After signing Hayward to $127 million contract this summer, the Celtics were expecting the small forward to provide an elite scoring 1-2 scoring punch with Kyrie Irving. Obviously, at least for this season, Boston will need to move forward without that possibility. An opening night loss, followed by another defeat to Milwaukee the following night, had the Celtics 0-2 heading into Philadelphia and searching for answers a lot sooner than they may have anticipated just a week ago.

Bird’s journey during his first week in professional basketball represents how quickly things can change, and how the ripple effects of injuries and other moves have far outreaching waves.

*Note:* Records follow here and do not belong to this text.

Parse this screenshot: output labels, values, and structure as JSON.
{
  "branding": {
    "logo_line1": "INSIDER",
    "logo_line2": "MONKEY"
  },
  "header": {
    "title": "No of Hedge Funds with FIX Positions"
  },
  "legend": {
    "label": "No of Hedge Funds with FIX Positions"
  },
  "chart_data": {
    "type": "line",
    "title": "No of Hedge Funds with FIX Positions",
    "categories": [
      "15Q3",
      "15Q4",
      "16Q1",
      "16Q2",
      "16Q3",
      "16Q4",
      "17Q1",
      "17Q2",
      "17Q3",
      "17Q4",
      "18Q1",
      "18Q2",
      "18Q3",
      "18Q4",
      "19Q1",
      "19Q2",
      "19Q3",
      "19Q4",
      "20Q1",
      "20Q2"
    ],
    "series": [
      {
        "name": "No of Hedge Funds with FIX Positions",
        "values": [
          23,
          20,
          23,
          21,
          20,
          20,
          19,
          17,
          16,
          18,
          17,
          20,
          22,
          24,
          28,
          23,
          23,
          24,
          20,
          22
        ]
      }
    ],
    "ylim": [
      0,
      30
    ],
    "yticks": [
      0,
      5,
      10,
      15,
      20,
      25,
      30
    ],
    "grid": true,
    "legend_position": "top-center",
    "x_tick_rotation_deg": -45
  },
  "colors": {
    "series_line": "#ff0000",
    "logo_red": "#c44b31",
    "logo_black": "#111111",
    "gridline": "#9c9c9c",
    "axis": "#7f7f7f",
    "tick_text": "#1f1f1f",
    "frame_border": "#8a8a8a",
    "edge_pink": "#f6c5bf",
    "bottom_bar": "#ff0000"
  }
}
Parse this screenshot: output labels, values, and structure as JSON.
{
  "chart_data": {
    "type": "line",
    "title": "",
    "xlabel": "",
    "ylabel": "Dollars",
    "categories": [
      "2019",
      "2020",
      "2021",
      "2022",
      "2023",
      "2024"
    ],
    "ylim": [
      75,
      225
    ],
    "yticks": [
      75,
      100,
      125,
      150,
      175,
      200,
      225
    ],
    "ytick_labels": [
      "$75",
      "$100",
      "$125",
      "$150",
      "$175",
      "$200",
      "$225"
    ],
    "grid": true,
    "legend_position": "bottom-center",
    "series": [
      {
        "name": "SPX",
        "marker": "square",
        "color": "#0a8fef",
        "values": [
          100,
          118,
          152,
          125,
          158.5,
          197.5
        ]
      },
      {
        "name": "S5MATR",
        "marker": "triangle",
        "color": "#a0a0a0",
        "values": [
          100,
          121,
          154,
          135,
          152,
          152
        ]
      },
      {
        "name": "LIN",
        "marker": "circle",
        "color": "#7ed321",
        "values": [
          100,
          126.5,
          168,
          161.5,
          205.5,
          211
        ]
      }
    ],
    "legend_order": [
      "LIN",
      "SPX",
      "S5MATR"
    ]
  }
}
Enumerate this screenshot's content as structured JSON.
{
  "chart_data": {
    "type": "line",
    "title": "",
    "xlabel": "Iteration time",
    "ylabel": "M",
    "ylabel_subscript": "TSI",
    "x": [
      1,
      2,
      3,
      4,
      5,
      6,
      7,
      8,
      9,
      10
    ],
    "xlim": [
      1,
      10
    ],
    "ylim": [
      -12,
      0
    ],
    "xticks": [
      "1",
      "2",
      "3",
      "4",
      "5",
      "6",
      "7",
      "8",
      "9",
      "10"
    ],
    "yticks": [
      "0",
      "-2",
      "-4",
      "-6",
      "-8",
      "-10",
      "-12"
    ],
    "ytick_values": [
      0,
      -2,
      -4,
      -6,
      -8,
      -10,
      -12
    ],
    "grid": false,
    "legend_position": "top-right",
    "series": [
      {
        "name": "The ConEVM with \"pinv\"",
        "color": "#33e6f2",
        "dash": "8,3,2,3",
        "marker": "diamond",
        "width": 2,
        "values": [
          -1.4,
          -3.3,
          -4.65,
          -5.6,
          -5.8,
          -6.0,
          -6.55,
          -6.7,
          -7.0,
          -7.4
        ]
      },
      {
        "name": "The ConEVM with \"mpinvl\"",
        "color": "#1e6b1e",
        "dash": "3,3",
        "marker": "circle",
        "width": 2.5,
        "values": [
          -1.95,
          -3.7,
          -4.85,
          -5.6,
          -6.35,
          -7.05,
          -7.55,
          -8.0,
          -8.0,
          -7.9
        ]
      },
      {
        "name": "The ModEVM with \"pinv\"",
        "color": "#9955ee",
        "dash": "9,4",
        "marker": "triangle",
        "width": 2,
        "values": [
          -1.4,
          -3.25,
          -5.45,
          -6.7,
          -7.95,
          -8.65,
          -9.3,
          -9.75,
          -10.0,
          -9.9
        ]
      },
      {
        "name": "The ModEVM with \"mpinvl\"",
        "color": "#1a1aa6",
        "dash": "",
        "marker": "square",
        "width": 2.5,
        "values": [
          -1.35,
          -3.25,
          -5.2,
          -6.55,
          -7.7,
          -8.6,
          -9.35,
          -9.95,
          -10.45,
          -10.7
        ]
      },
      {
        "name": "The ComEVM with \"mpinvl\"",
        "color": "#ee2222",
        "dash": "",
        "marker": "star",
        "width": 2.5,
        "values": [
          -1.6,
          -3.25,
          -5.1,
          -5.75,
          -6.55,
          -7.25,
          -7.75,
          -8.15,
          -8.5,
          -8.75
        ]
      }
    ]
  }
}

“I was already packed, I was ready to go to the G-League,” Bird said. “We had training camp coming up. My bags were already packed, I was ready to get out the house. Then I got the call to go to Boston and I was like alright I’m ready to go, just gimmie a flight. And that’s what happened.”

All-star point guard, and Bird’s new teammate, Kyrie Irving doesn’t foresee the rookie leaving the clubhouse anytime soon. With the adversity the Boston Celtics have felt in the first week of the 2017-18 season, Bird’s addition and impact are a prime example of being ready when your number is called, and the culture this team is looking to create.

“Jabari is now probably gonna be on every trip with us,” Irving said. “Guys are gonna be called up and called upon to be ready to play. We just have to have that expectation that when we come into the game we’re gonna be able to play, and we trust one another and have each other’s backs.”